En efecto, la Iglesia, arraigada firmemente en la fe en Cristo, único salvador de todo el género humano, considera una gran riqueza la multiplicidad de formas, provenientes de sensibilidades y tradiciones diversas, en que se puede expresar el único mensaje evangélico y eclesial. Se destaca así el respeto por cada cultura y, al mismo tiempo, su capacidad de ser transformada y purificada para llegar a ser una forma entrañable en que cualquier persona o grupo puede encontrarse con el único Dios, plena y definitivamente revelado en Cristo. Precisamente esta convergencia fundamental en una misma fe servirá de fermento para que las diversas lenguas y sensibilidades encuentren fórmulas de expresión religiosa y litúrgica que destaquen la íntima comunión con la Iglesia universal y eviten cuidadosamente que, en las comunidades cristianas, haya «extrañ os ni forasteros, sino conciudadanos de los santos y familiares de Dios» (Ef 2, 19).

En efecto, una actitud que se ocupara exclusivamente de mantener intactos todos los componentes tradicionales de un grupo humano, no solamente comprometería el anuncio auténtico de la Buena Nueva del Evangelio, que es también fermento en las diversas culturas y promotora de nuevas civilizaciones, sino que, paradójicamente, favorecería su aislamiento respecto a otras comunidades y, sobre todo, respecto a la gran familia del Pueblo de Dios extendido por todo el orbe.

4. En vuestro País, especialmente en algunos territorios, es muy relevante la labor evangelizadora que llevan a cabo numerosos misioneros, sacerdotes, religiosos y religiosas, tantas veces lejos de su patria de origen, a los que se ha agradecer de corazón su entrega generosa. Con entrega desinteresada nos recuerdan que la evangelización no conoce fronteras y que también las comunidades eclesiales ecuatorianas han de poner su atención pastoral más allá de los propios confines. A este respecto, es alentador que el crecimiento de vocaciones a la vida contemplativa haya permitido en los últimos años acudir en ayuda de Monasterios en otros países. Es un signo del impulso misionero que nunca debe faltar en toda comunidad cristiana, y es de esperar que se siga promoviendo con decisión y amplitud de miras.

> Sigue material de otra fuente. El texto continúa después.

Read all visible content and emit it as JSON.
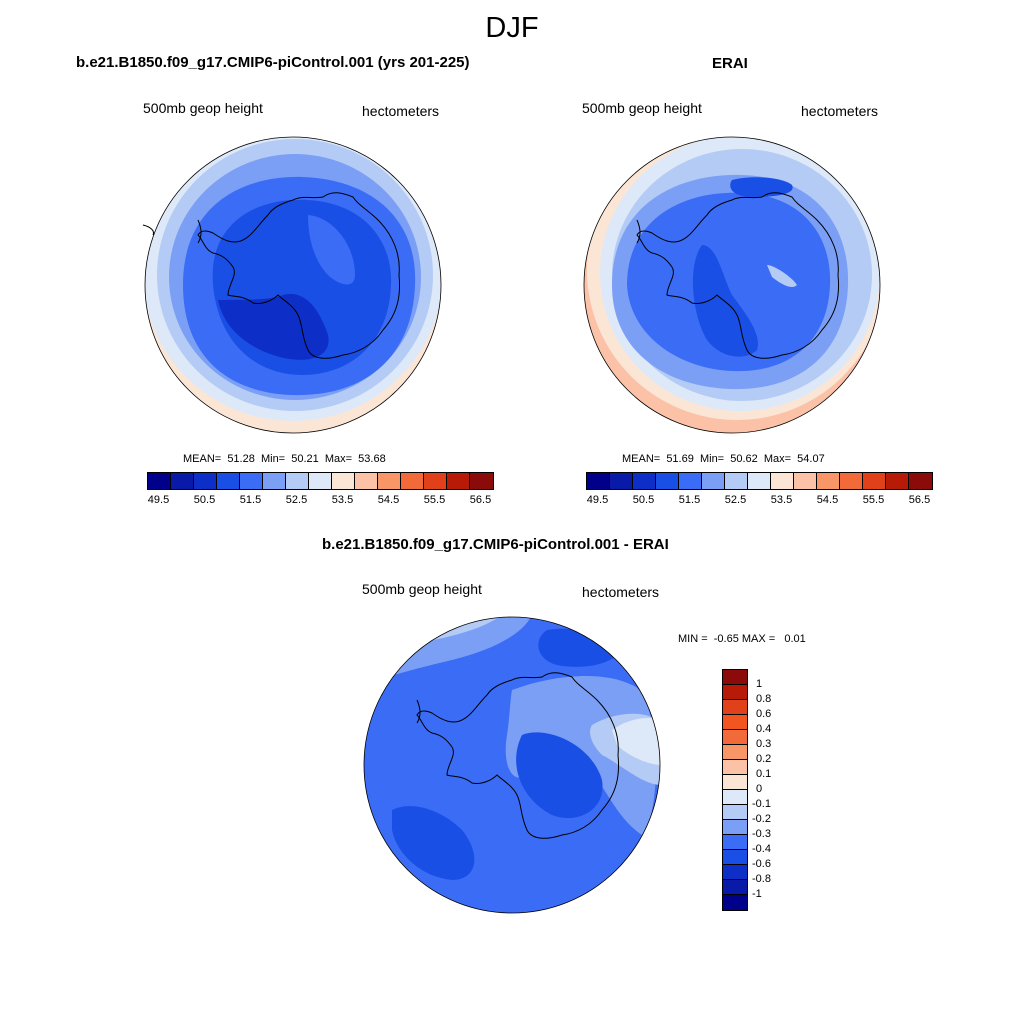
{
  "figure": {
    "title": "DJF"
  },
  "panels": [
    {
      "title": "b.e21.B1850.f09_g17.CMIP6-piControl.001 (yrs 201-225)",
      "left_label": "500mb geop height",
      "right_label": "hectometers",
      "stats": "MEAN=  51.28  Min=  50.21  Max=  53.68"
    },
    {
      "title": "ERAI",
      "left_label": "500mb geop height",
      "right_label": "hectometers",
      "stats": "MEAN=  51.69  Min=  50.62  Max=  54.07"
    },
    {
      "title": "b.e21.B1850.f09_g17.CMIP6-piControl.001 - ERAI",
      "left_label": "500mb geop height",
      "right_label": "hectometers",
      "stats": "MIN =  -0.65 MAX =   0.01"
    }
  ],
  "colorbar_fields": {
    "colors": [
      "#00008b",
      "#0a1aa8",
      "#0d2fc8",
      "#1a4fe6",
      "#3b6cf5",
      "#7b9ff5",
      "#b4cbf5",
      "#dde8f8",
      "#fbe6d6",
      "#fbc2a8",
      "#f89668",
      "#f26a3a",
      "#e0401a",
      "#b81a08",
      "#8b0a0a"
    ],
    "tick_labels": [
      "49.5",
      "50.5",
      "51.5",
      "52.5",
      "53.5",
      "54.5",
      "55.5",
      "56.5"
    ]
  },
  "colorbar_diff": {
    "colors_top_to_bottom": [
      "#8b0a0a",
      "#b81a08",
      "#e0401a",
      "#f25520",
      "#f26a3a",
      "#f89668",
      "#fbc2a8",
      "#fbe6d6",
      "#dde8f8",
      "#b4cbf5",
      "#7b9ff5",
      "#3b6cf5",
      "#1a4fe6",
      "#0d2fc8",
      "#0a1aa8",
      "#00008b"
    ],
    "tick_labels_top_to_bottom": [
      "1",
      "0.8",
      "0.6",
      "0.4",
      "0.3",
      "0.2",
      "0.1",
      "0",
      "-0.1",
      "-0.2",
      "-0.3",
      "-0.4",
      "-0.6",
      "-0.8",
      "-1"
    ]
  },
  "map_fill_colors": {
    "far_ring": "#fbe6d6",
    "ring1": "#dde8f8",
    "ring2": "#b4cbf5",
    "ring3": "#7b9ff5",
    "ring4": "#3b6cf5",
    "ring5": "#1a4fe6",
    "ring6": "#0d2fc8"
  }
}
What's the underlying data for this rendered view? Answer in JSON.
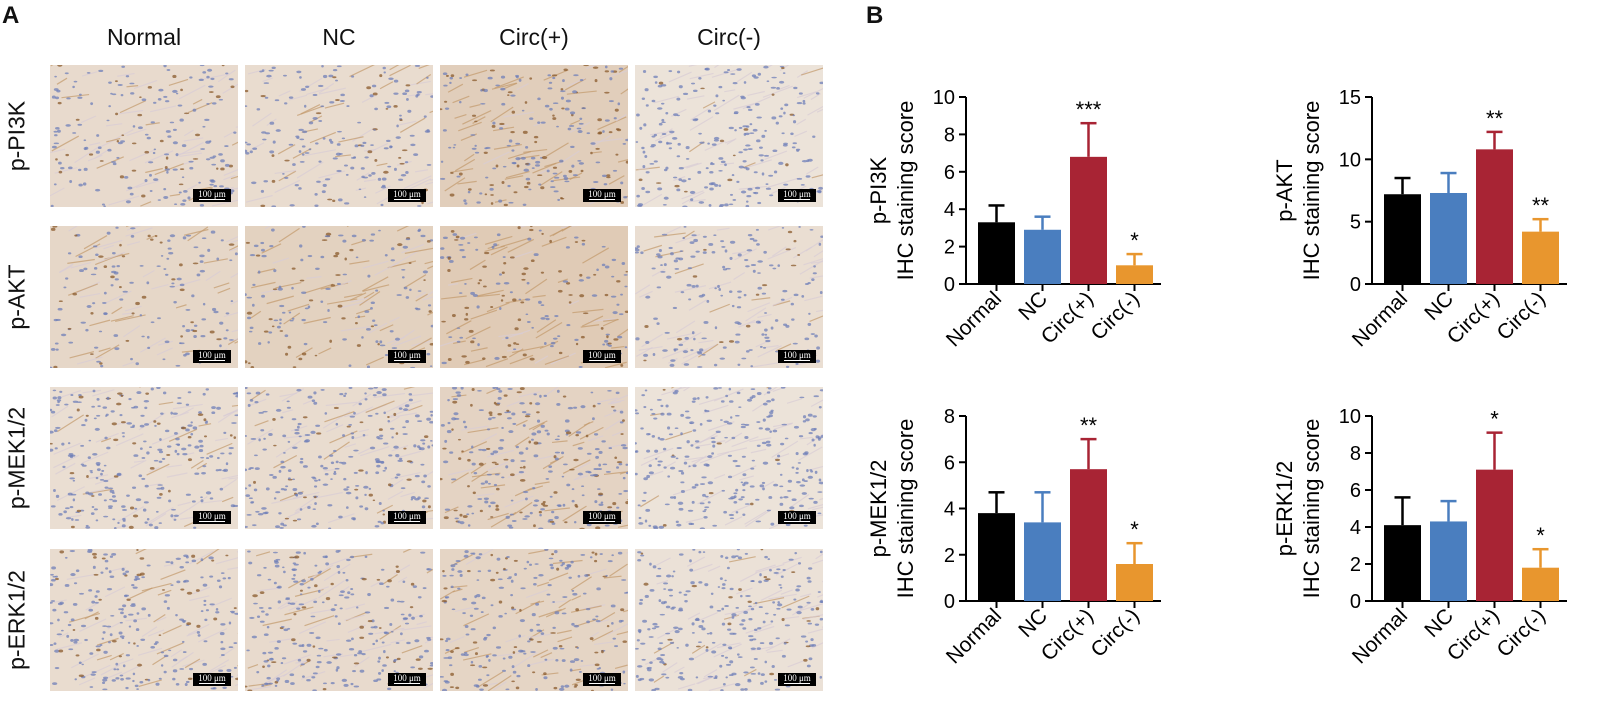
{
  "panels": {
    "a": "A",
    "b": "B"
  },
  "micrographs": {
    "columns": [
      "Normal",
      "NC",
      "Circ(+)",
      "Circ(-)"
    ],
    "rows": [
      "p-PI3K",
      "p-AKT",
      "p-MEK1/2",
      "p-ERK1/2"
    ],
    "scale_label": "100 μm"
  },
  "colors": {
    "Normal": "#000000",
    "NC": "#4a7ebf",
    "Circ(+)": "#a82434",
    "Circ(-)": "#e8962e"
  },
  "chart_data": [
    {
      "type": "bar",
      "ylabel": [
        "p-PI3K",
        "IHC staining score"
      ],
      "categories": [
        "Normal",
        "NC",
        "Circ(+)",
        "Circ(-)"
      ],
      "values": [
        3.3,
        2.9,
        6.8,
        1.0
      ],
      "errors": [
        0.9,
        0.7,
        1.8,
        0.6
      ],
      "significance": [
        "",
        "",
        "***",
        "*"
      ],
      "ylim": [
        0,
        10
      ],
      "yticks": [
        0,
        2,
        4,
        6,
        8,
        10
      ]
    },
    {
      "type": "bar",
      "ylabel": [
        "p-AKT",
        "IHC staining score"
      ],
      "categories": [
        "Normal",
        "NC",
        "Circ(+)",
        "Circ(-)"
      ],
      "values": [
        7.2,
        7.3,
        10.8,
        4.2
      ],
      "errors": [
        1.3,
        1.6,
        1.4,
        1.0
      ],
      "significance": [
        "",
        "",
        "**",
        "**"
      ],
      "ylim": [
        0,
        15
      ],
      "yticks": [
        0,
        5,
        10,
        15
      ]
    },
    {
      "type": "bar",
      "ylabel": [
        "p-MEK1/2",
        "IHC staining score"
      ],
      "categories": [
        "Normal",
        "NC",
        "Circ(+)",
        "Circ(-)"
      ],
      "values": [
        3.8,
        3.4,
        5.7,
        1.6
      ],
      "errors": [
        0.9,
        1.3,
        1.3,
        0.9
      ],
      "significance": [
        "",
        "",
        "**",
        "*"
      ],
      "ylim": [
        0,
        8
      ],
      "yticks": [
        0,
        2,
        4,
        6,
        8
      ]
    },
    {
      "type": "bar",
      "ylabel": [
        "p-ERK1/2",
        "IHC staining score"
      ],
      "categories": [
        "Normal",
        "NC",
        "Circ(+)",
        "Circ(-)"
      ],
      "values": [
        4.1,
        4.3,
        7.1,
        1.8
      ],
      "errors": [
        1.5,
        1.1,
        2.0,
        1.0
      ],
      "significance": [
        "",
        "",
        "*",
        "*"
      ],
      "ylim": [
        0,
        10
      ],
      "yticks": [
        0,
        2,
        4,
        6,
        8,
        10
      ]
    }
  ]
}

Hay también otros muchos ecuatorianos que, especialmente en los últimos años, han dejado su tierra en busca de mejores condiciones de vida, afrontando frecuentemente enormes dificultades de carácter material y espiritual. Con la actitud del Buen Pastor, os invito ardientemente a interesaros eficazmente por esta parte de la grey, planteando una pastoral de la emigración que ayude a las familias disgregadas a no perder el contacto con quienes están fuera y que establezca los cauces necesarios con las diócesis de destino para asegurarles la asistencia religiosa necesaria, de modo que no se ofusquen sus raíces y tradiciones cristianas. Aunque muchos de ellos no podrán volver, al menos a corto plazo, ha de hacerse todo lo posible para que los núcleos familiares se puedan recomponer y para que, en todos aquellos que ya sufrieron por tener que abandonar su tierra patria, no sientan también el abandono de sus Pastores y de la comunidad eclesial que les hizo nacer a la fe.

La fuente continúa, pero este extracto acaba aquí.